Maybe that was it. Maybe that was the whole war. Zane Grey not Mein Kampf. He imagined himself in a Western. We the frontiersmen. He our bold law-man in white hat who the townsfolk followed against the cattle barons, against the ‘Vons’ that ruled. Maybe it was just that dumb. I glanced at Klein, his face more perturbed than I expected. I rolled a cigarette on my knee. An image our leader would approve.
‘And my wife is not a whore. Her parents are Jewish by birth.
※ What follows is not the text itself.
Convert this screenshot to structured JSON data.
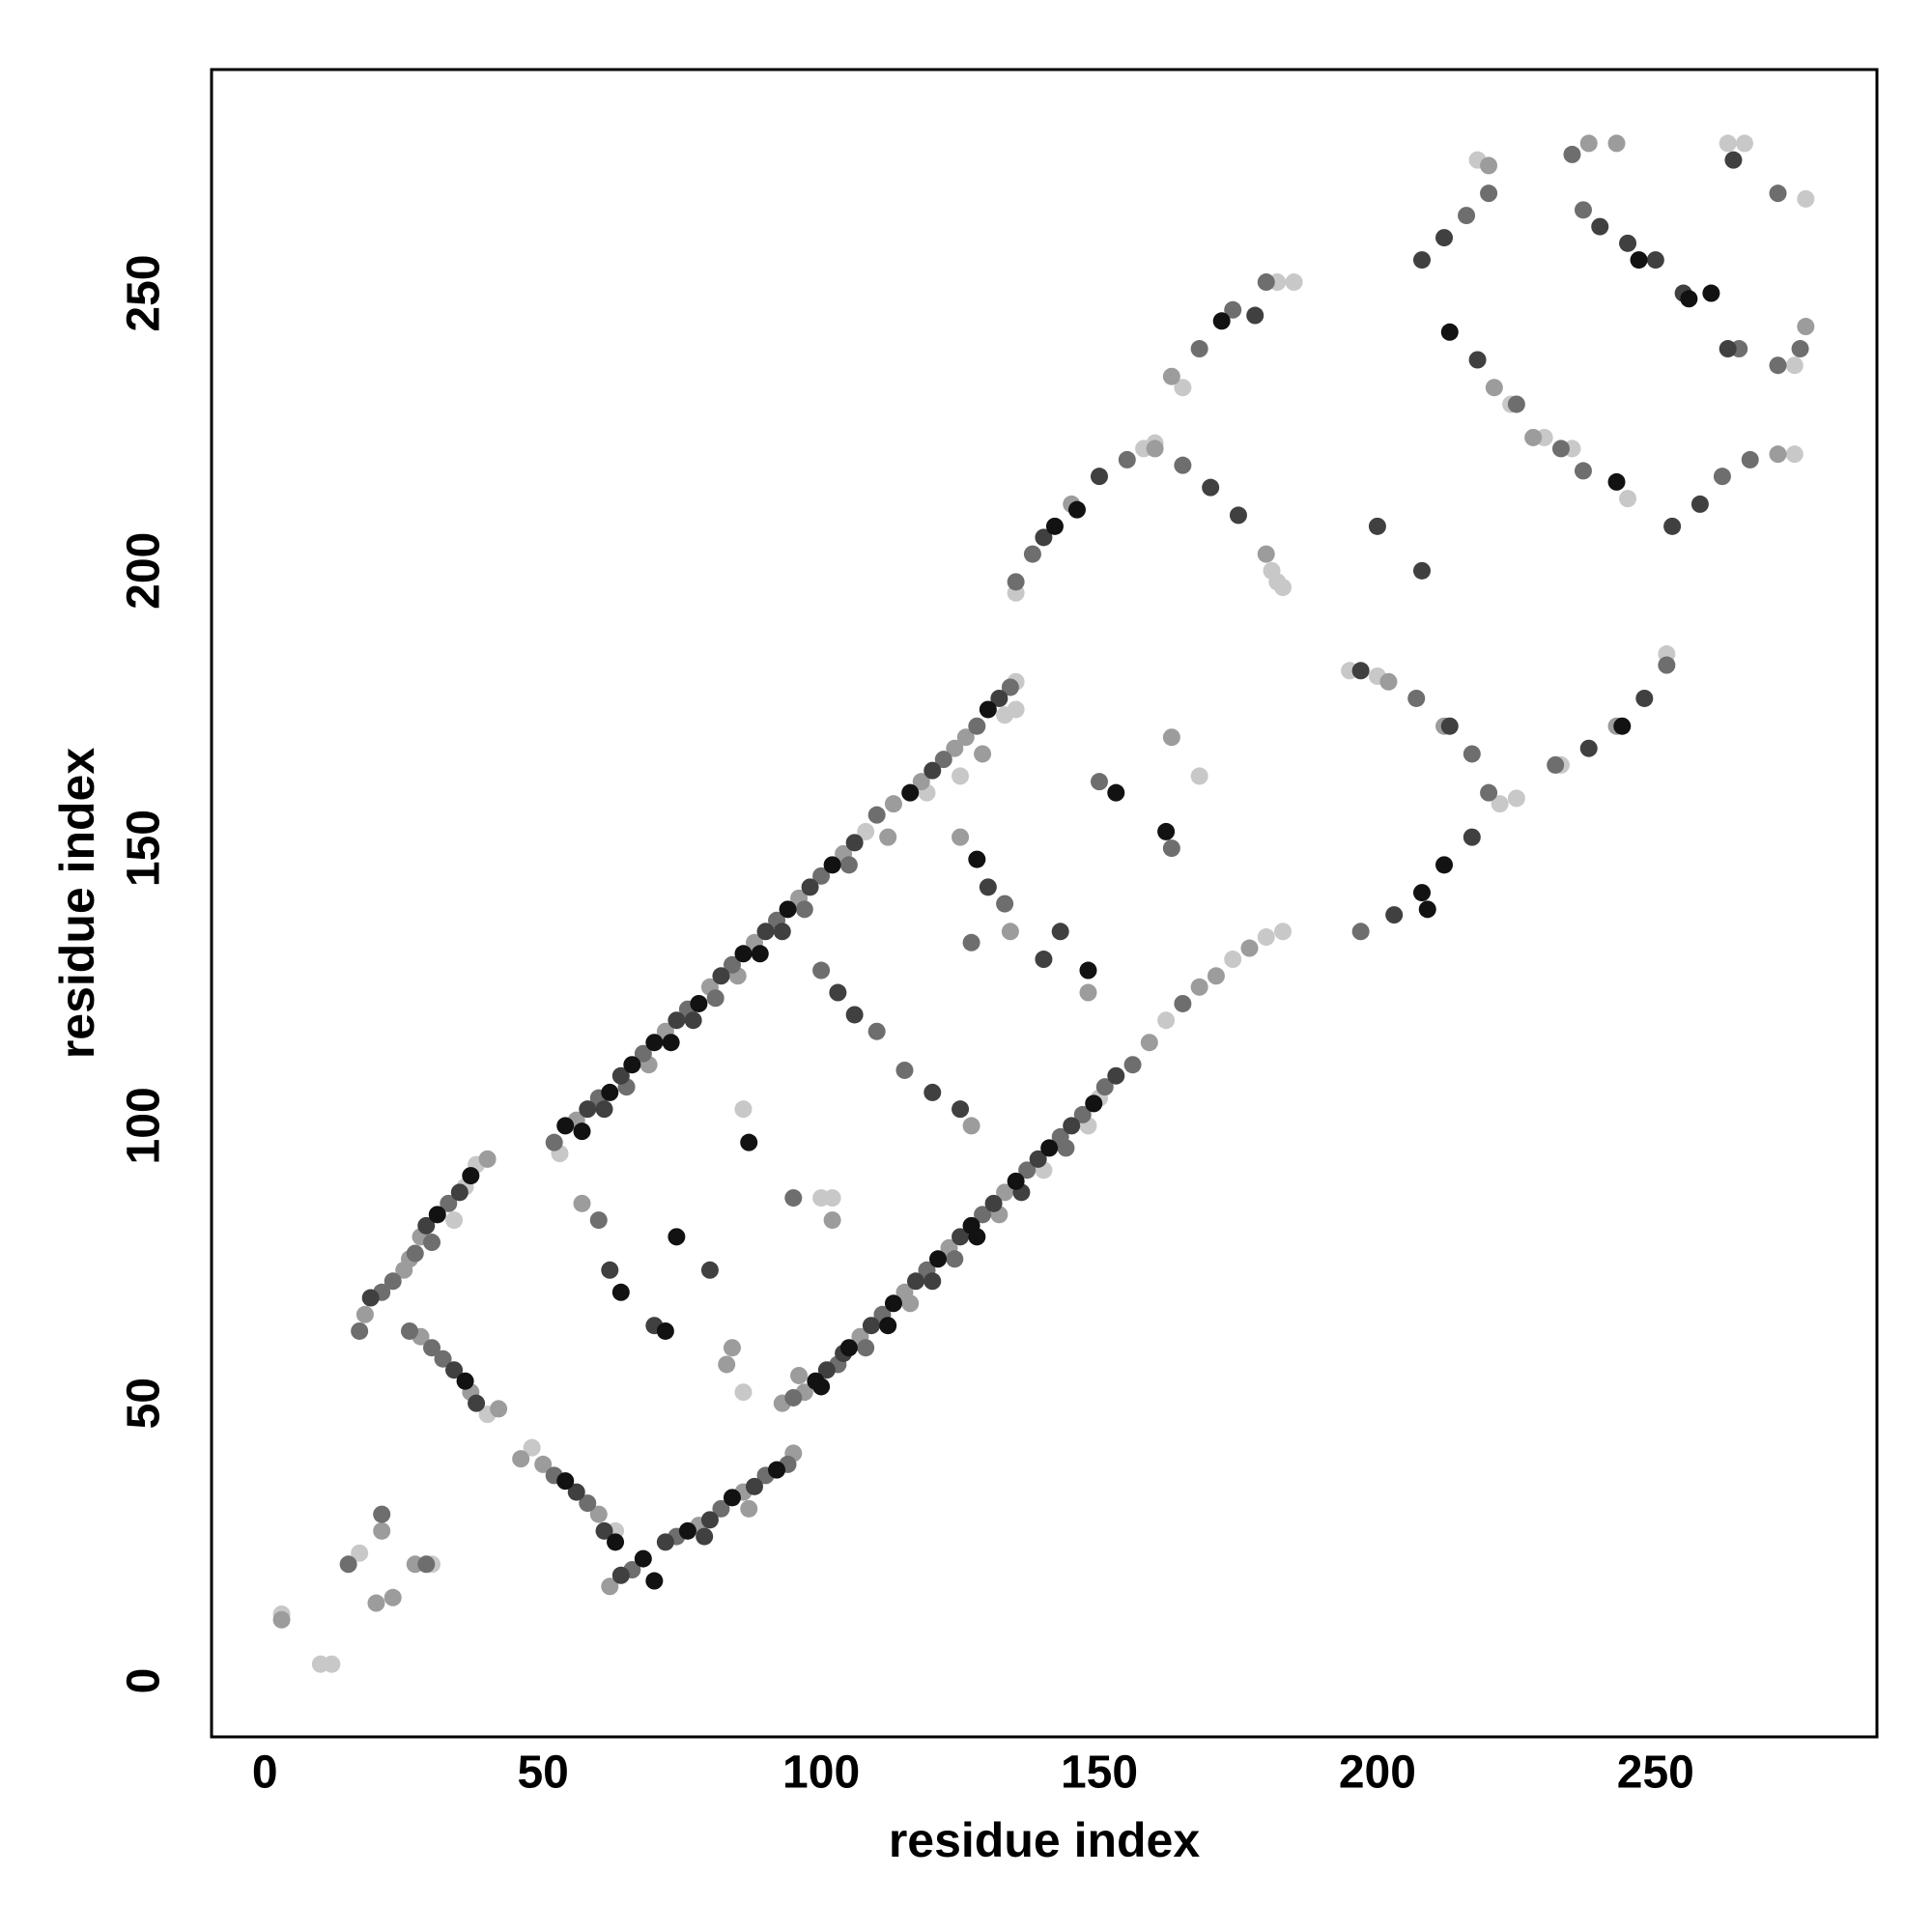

They were all born in Germany. As Germans. I did not find out about my wife until that day. You know I am not a communist. My only intention is to “resettle” my wife in another country. Where she can do no harm. And be out of here. Is that not what the Party would demand? Would it not be cheaper for me to do it for you?’
I lit my paper, took the longest draw on it that I have ever done, my blue eyes watered with it. An annoyance all my life. People think I care, am sentimental or gentle because my eyes water. That something has moved me. It is the pale blueness of them. Nothing more.